Tout d’abord, commençons par définir les termes utilisés qui font croire que les programmes mis en place par le FMI de nos jours sont différents des fameux ajustements structurels dans les années 80 et 90. Vous verrez que tous ces termes signifient la même chose et que le Sénégal n’a jamais eu à définir sa propre politique économique. Depuis 1960, nous avons voulu copier le modèle occidental alors que ce modèle n’est pas forcement pas adéquat à nos réalités politiques, sociales et économiques. Si depuis les indépendances, nous faisons toujours face aux mêmes problèmes, il faut revoir la manière de faire, car ça ne marche point. On nous endette pour nous imposer une politique qui ne nous développera jamais. N’est-il pas temps de couper le cordon ombilical qui nous lie à la France et aux institutions de Bretton Woods tout en mettant en place des partenariats gagnants ? L’endettement est idéal pour le développement si les ressources mobilisées sont bien allouées, mais malheureusement, cet endettement n’a servi qu’à enrichir les dirigeants tout en appauvrissant cette population qu’ils ont asservie.

C’est du pareil au même

Un ajustement structurel (ou réforme structurelle) désigne une mesure de politique économique dont le but est d’améliorer de manière durable le fonctionnement d’un secteur de l’économie ou d’économie entière d’un pays. Il est souvent utilisé pour réduire l’inflation, le chômage, les déficits publics, faciliter les investissements étrangers, et supprimer les entraves au développement économique entre autres.

L’instrument de soutien à la politique économique (ISPE) vise à aider les pays membre à maintenir ou consolider la stabilité macroéconomique et la viabilité de la dette, tout en approfondissant les réformes structurelles dans des domaines essentiels où des contraintes pèsent sur la croissance et sur la réduction de la pauvreté.

L’instrument de Coordination des Politiques Économiques (ICPE) est un instrument introduit par le FMI en 2017 qui sert à renforcer la stabilité macroéconomique par le maintien de la viabilité des finances publiques et la gestion prudente de la dette.

Le but d’un ajustement structurel est de relancer la croissance économique et de rétablir l’équilibre financier d’un pays. Cela se fait en prenant des mesures drastiques comme la réduction des dépenses publiques, la réduction de l’effectif de la fonction publique, l’augmentation des prix des denrées de première nécessité et la libéralisation de certains secteurs.
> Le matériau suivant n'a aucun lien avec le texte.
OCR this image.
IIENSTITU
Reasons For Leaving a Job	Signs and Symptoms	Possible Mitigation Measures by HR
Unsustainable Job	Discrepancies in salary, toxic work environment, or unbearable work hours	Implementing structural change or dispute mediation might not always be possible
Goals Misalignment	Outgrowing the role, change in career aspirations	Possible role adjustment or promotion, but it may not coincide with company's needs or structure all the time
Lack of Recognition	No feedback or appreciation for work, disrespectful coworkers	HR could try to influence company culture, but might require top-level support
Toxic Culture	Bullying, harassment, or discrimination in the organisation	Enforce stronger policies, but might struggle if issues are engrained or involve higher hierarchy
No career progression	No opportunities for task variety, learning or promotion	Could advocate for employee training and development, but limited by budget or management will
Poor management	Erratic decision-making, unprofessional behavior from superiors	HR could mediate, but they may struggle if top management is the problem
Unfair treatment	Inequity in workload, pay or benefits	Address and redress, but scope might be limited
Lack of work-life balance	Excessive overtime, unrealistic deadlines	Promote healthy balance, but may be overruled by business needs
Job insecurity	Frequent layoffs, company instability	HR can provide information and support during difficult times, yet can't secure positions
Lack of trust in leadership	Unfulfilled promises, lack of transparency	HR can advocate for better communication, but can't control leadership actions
Au lendemain des indépendances

Le premier Plan de stabilisation a été mis en place en 1979 qui a pour but d’augmenter les recettes de l’Etat tout en suspendant les taxes à l’exportation sauf l’arachide et les phosphates. À partir de 1980, le Plan de développement économique et social est conçu par la Banque mondiale et le FMI. Il a pour but d’assainir les finances publiques. C’est ainsi que les institutions de Bretton Woods nous ont demandé de fermer une vingtaine d’ambassades, de réduire le parc automobile et le carburant de l’Etat et la réduction des subventions des denrées de première nécessité entre autres. Ayant considéré ce plan comme un échec, notamment dans sa dimension structurelle, un autre plan a été mis en place, il s’agit du Plan d’ajustement économique et financier à moyen et long terme. Pour réaliser les objectifs de ce Plan, des mesures ont été prises, la création de la Nouvelle politique agricole (NPA) pour responsabiliser les paysans, et la Nouvelle politique industrielle (NPI) pour redynamiser le secteur secondaire.
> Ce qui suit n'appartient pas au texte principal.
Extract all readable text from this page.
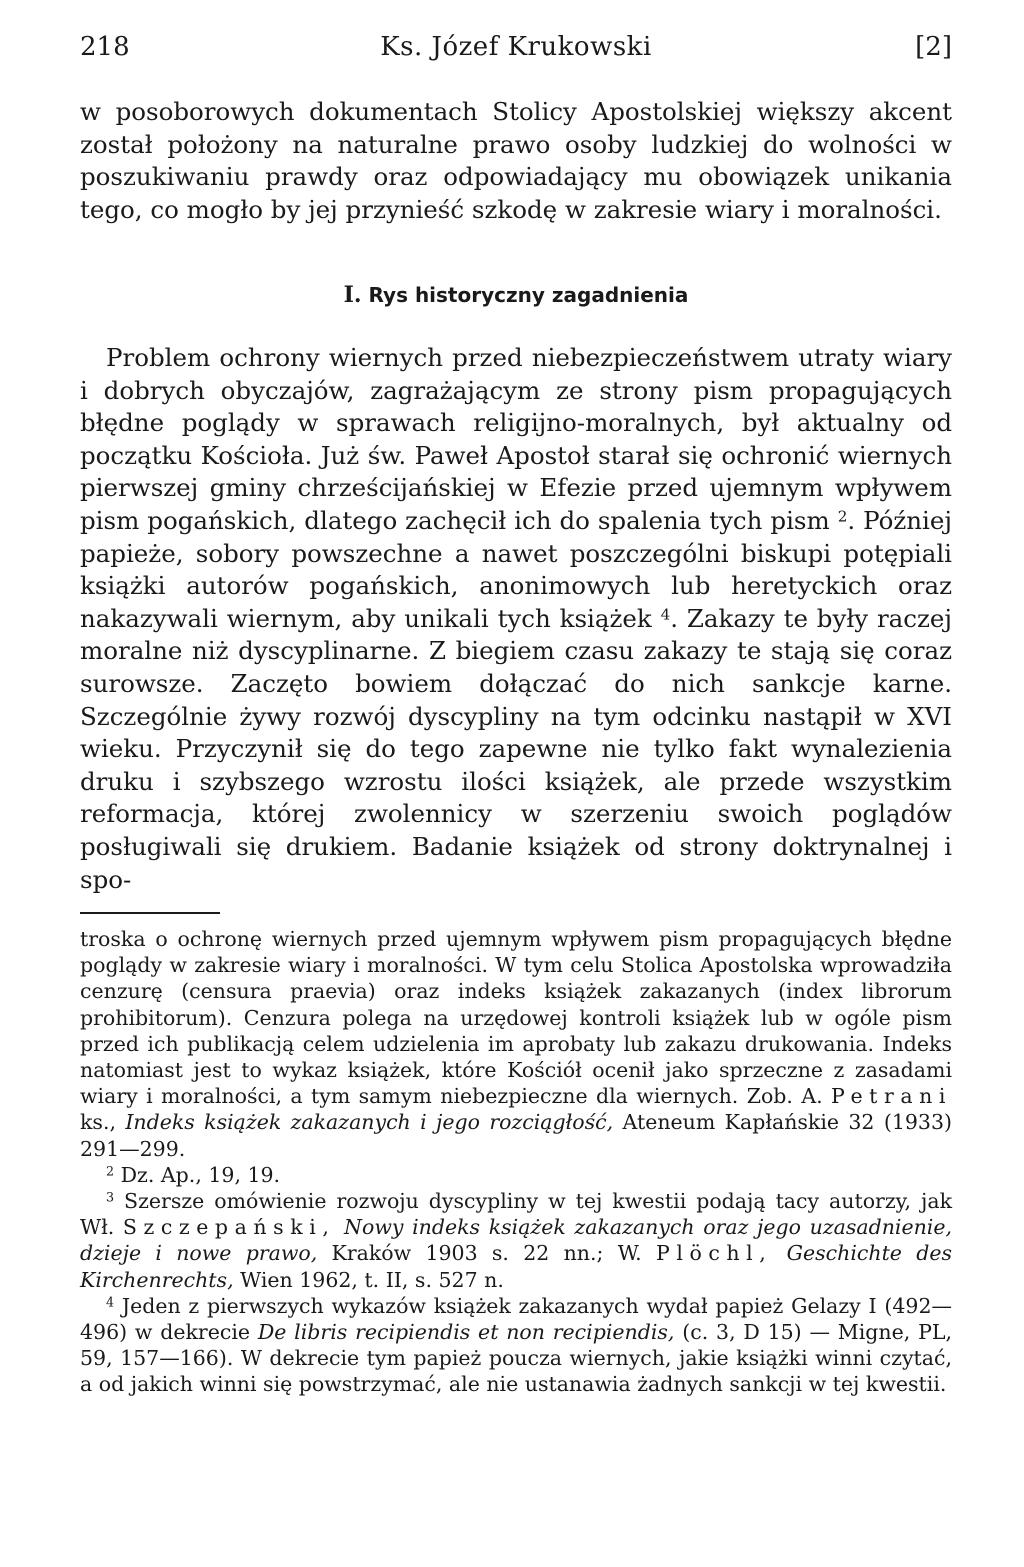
218	Ks. Józef Krukowski	[2]

w posoborowych dokumentach Stolicy Apostolskiej większy akcent został położony na naturalne prawo osoby ludzkiej do wolności w poszukiwaniu prawdy oraz odpowiadający mu obowiązek unikania tego, co mogło by jej przynieść szkodę w zakresie wiary i moralności.

I. Rys historyczny zagadnienia

Problem ochrony wiernych przed niebezpieczeństwem utraty wiary i dobrych obyczajów, zagrażającym ze strony pism propagujących błędne poglądy w sprawach religijno-moralnych, był aktualny od początku Kościoła. Już św. Paweł Apostoł starał się ochronić wiernych pierwszej gminy chrześcijańskiej w Efezie przed ujemnym wpływem pism pogańskich, dlatego zachęcił ich do spalenia tych pism $^2$. Później papieże, sobory powszechne a nawet poszczególni biskupi potępiali książki autorów pogańskich, anonimowych lub heretyckich oraz nakazywali wiernym, aby unikali tych książek $^4$. Zakazy te były raczej moralne niż dyscyplinarne. Z biegiem czasu zakazy te stają się coraz surowsze. Zaczęto bowiem dołączać do nich sankcje karne. Szczególnie żywy rozwój dyscypliny na tym odcinku nastąpił w XVI wieku. Przyczynił się do tego zapewne nie tylko fakt wynalezienia druku i szybszego wzrostu ilości książek, ale przede wszystkim reformacja, której zwolennicy w szerzeniu swoich poglądów posługiwali się drukiem. Badanie książek od strony doktrynalnej i spo-

troska o ochronę wiernych przed ujemnym wpływem pism propagujących błędne poglądy w zakresie wiary i moralności. W tym celu Stolica Apostolska wprowadziła cenzurę (censura praevia) oraz indeks książek zakazanych (index librorum prohibitorum). Cenzura polega na urzędowej kontroli książek lub w ogóle pism przed ich publikacją celem udzielenia im aprobaty lub zakazu drukowania. Indeks natomiast jest to wykaz książek, które Kościół ocenił jako sprzeczne z zasadami wiary i moralności, a tym samym niebezpieczne dla wiernych. Zob. A. Petrani ks., Indeks książek zakazanych i jego rozciągłość, Ateneum Kapłańskie 32 (1933) 291—299.

$^2$ Dz. Ap., 19, 19.

$^3$ Szersze omówienie rozwoju dyscypliny w tej kwestii podają tacy autorzy, jak Wł. Szczepański, Nowy indeks książek zakazanych oraz jego uzasadnienie, dzieje i nowe prawo, Kraków 1903 s. 22 nn.; W. Plöchl, Geschichte des Kirchenrechts, Wien 1962, t. II, s. 527 n.

$^4$ Jeden z pierwszych wykazów książek zakazanych wydał papież Gelazy I (492—496) w dekrecie De libris recipiendis et non recipiendis, (c. 3, D 15) — Migne, PL, 59, 157—166). W dekrecie tym papież poucza wiernych, jakie książki winni czytać, a od jakich winni się powstrzymać, ale nie ustanawia żadnych sankcji w tej kwestii.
Après plusieurs échecs, l’initiative PPTE a été mise en place en 1996, avant d’être renforcée en 1999. Il s’agit d’alléger la dette des pays très pauvres et très endettés. Il fallait pour chaque pays demandeur de cet allègement de mener pendant 3 ans des politiques économiques approuvées par le FMI et la Banque mondiale sous forme de programmes d’ajustement structurel. Tous les pays concernés ont adopté un document de stratégie de réduction de la pauvreté (DSRP). À la fin des 3 années, si le ratio du stock de la dette extérieure/exportations est supérieur à 150 %, le pays est déclaré éligible. En juin 2005, le G8, grands pays industrialisés avec le FMI, l’AID, de la Banque mondiale et du Fonds africain de développement ont annulé leurs créances sur les pays éligibles. Finalement, en mars 2009, dans un document intitulé « Réponse du FMI à la crise financière et économique » le FMI a affirmé avoir commis des erreurs et avoir appris de ces erreurs et a même assure que depuis la crise financière, aucun des prêts accordés n’était adossé aux conditions draconiennes utilisées dans le passé.
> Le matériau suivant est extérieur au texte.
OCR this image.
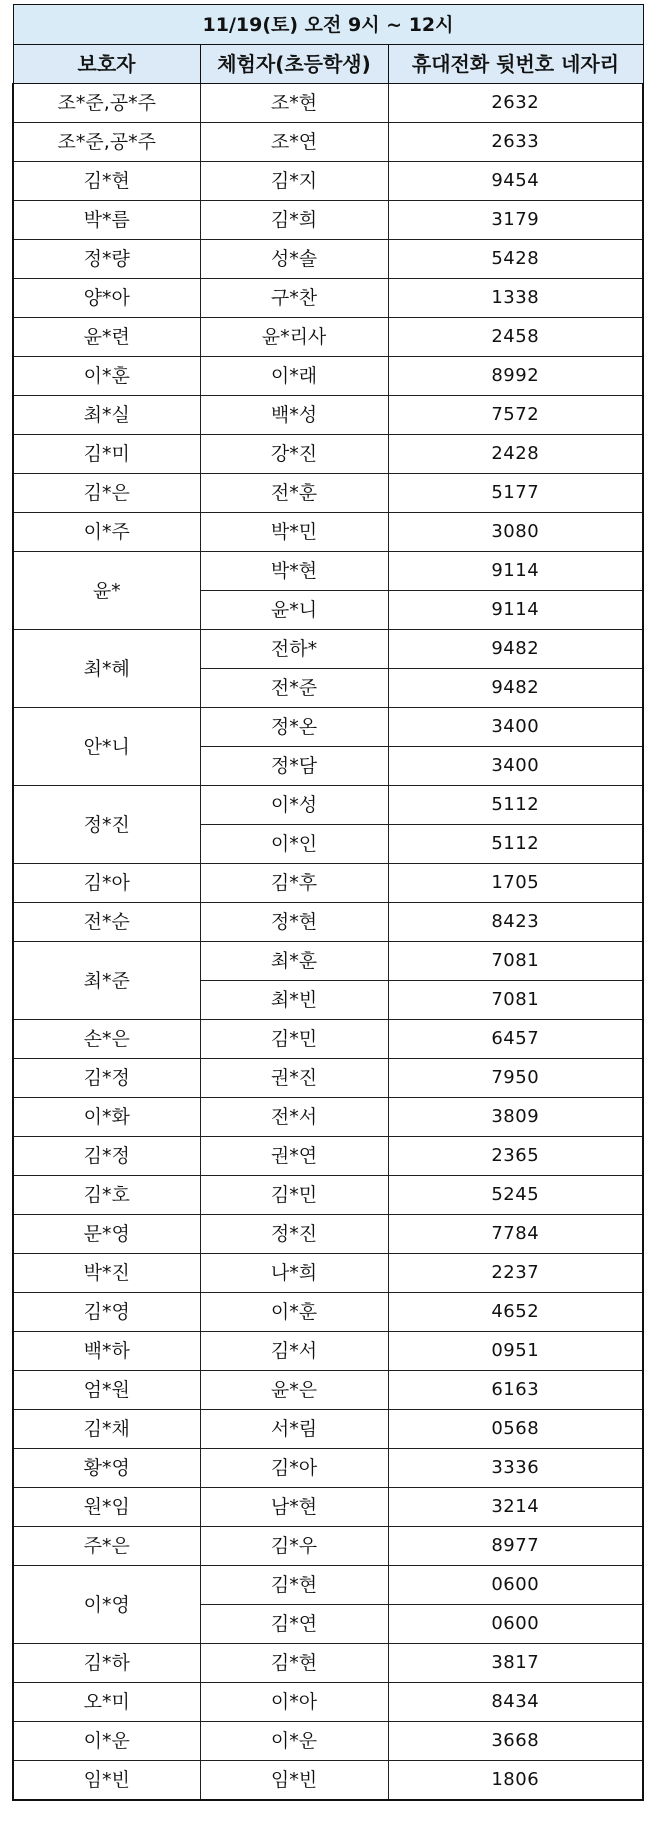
11/19(토) 오전 9시 ~ 12시		
보호자	체험자(초등학생)	휴대전화 뒷번호 네자리
조*준,공*주	조*현	2632
조*준,공*주	조*연	2633
김*현	김*지	9454
박*름	김*희	3179
정*량	성*솔	5428
양*아	구*찬	1338
윤*련	윤*리사	2458
이*훈	이*래	8992
최*실	백*성	7572
김*미	강*진	2428
김*은	전*훈	5177
이*주	박*민	3080
윤*	박*현	9114
	윤*니	9114
최*혜	전하*	9482
	전*준	9482
안*니	정*온	3400
	정*담	3400
정*진	이*성	5112
	이*인	5112
김*아	김*후	1705
전*순	정*현	8423
최*준	최*훈	7081
	최*빈	7081
손*은	김*민	6457
김*정	권*진	7950
이*화	전*서	3809
김*정	권*연	2365
김*호	김*민	5245
문*영	정*진	7784
박*진	나*희	2237
김*영	이*훈	4652
백*하	김*서	0951
엄*원	윤*은	6163
김*채	서*림	0568
황*영	김*아	3336
원*임	남*현	3214
주*은	김*우	8977
이*영	김*현	0600
	김*연	0600
김*하	김*현	3817
오*미	이*아	8434
이*운	이*운	3668
임*빈	임*빈	1806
Ce ne sera qu’en 1848 avec la proclamation de la IIe République que les populations des quatre communes (Rufisque, Gorée, Saint-Louis et Dakar) sont déclarées citoyens français. Ils peuvent accéder aux établissements « français » comme le lycée Faidherbe ou le lycée Van Vollenhoven. Cette acculturation a permis à Blaise Diagne de devenir député, faisant de lui le premier noir à accéder à la chambre. Le Sénégal assiste ainsi à sa première alternance politique. Senghor est officiellement le premier président de notre petite nation et préfère garder l’identité française au lieu de retourner aux valeurs sénégalaises. En 2024, soit 64 ans après l’indépendance, le Sénégal n’aura connu que quatre présidents alors que dans les grandes démocraties, on serait au minimum avec huit présidents. Chacun de ces présidents à quelque chose en commun, ils ont tous traversé des ajustements structurels et n’ont pas pu sortir le Sénégal de la pauvreté. Est-ce dû à leur manque de vision ? Ont-ils les mains ligotées par les institutions de Bretton Woods ? Quel est le problème ?

Le début du commencement

La vision politique du Sénégal au lendemain des indépendances est caractérisée par la voie africaine du socialisme. Cette voie accorde une importance au monde rural et a l’agriculture. Le taux de croissance tournait autour de 2 % sur la période de 1960 à 1970. Ce faible taux de croissance économique est dû aux déséquilibres financiers dans le secteur public, au faible taux de rentabilité des investissements, à l’impossibilité de mobiliser une épargne publique et un service de la dette insoutenable entre autres maux.

Alors que notre économie repose sur la monoculture arachidière, représentant presque 80 % des exportations du Sénégal, la grande sècheresse des années 60 a gravement affecté la récolte annuelle. Elle est passée d’un million de tonnes à environ 800 000 tonnes. Conséquemment, une forte inflation s’en est suivi et le pouvoir d’achat des Sénégalais a drastiquement baissé, avec la population sénégalaise composée des deux tiers de ruraux. Le gouvernement n’était plus en mesure de payer les salaires et le chômage battait son plein. Cela a créé des tensions sociales et l’UNTS, seul syndicat qui avait été autorisé par le gouvernement senghorien, ne respecte plus son devoir de réserve et critique ouvertement la politique du président.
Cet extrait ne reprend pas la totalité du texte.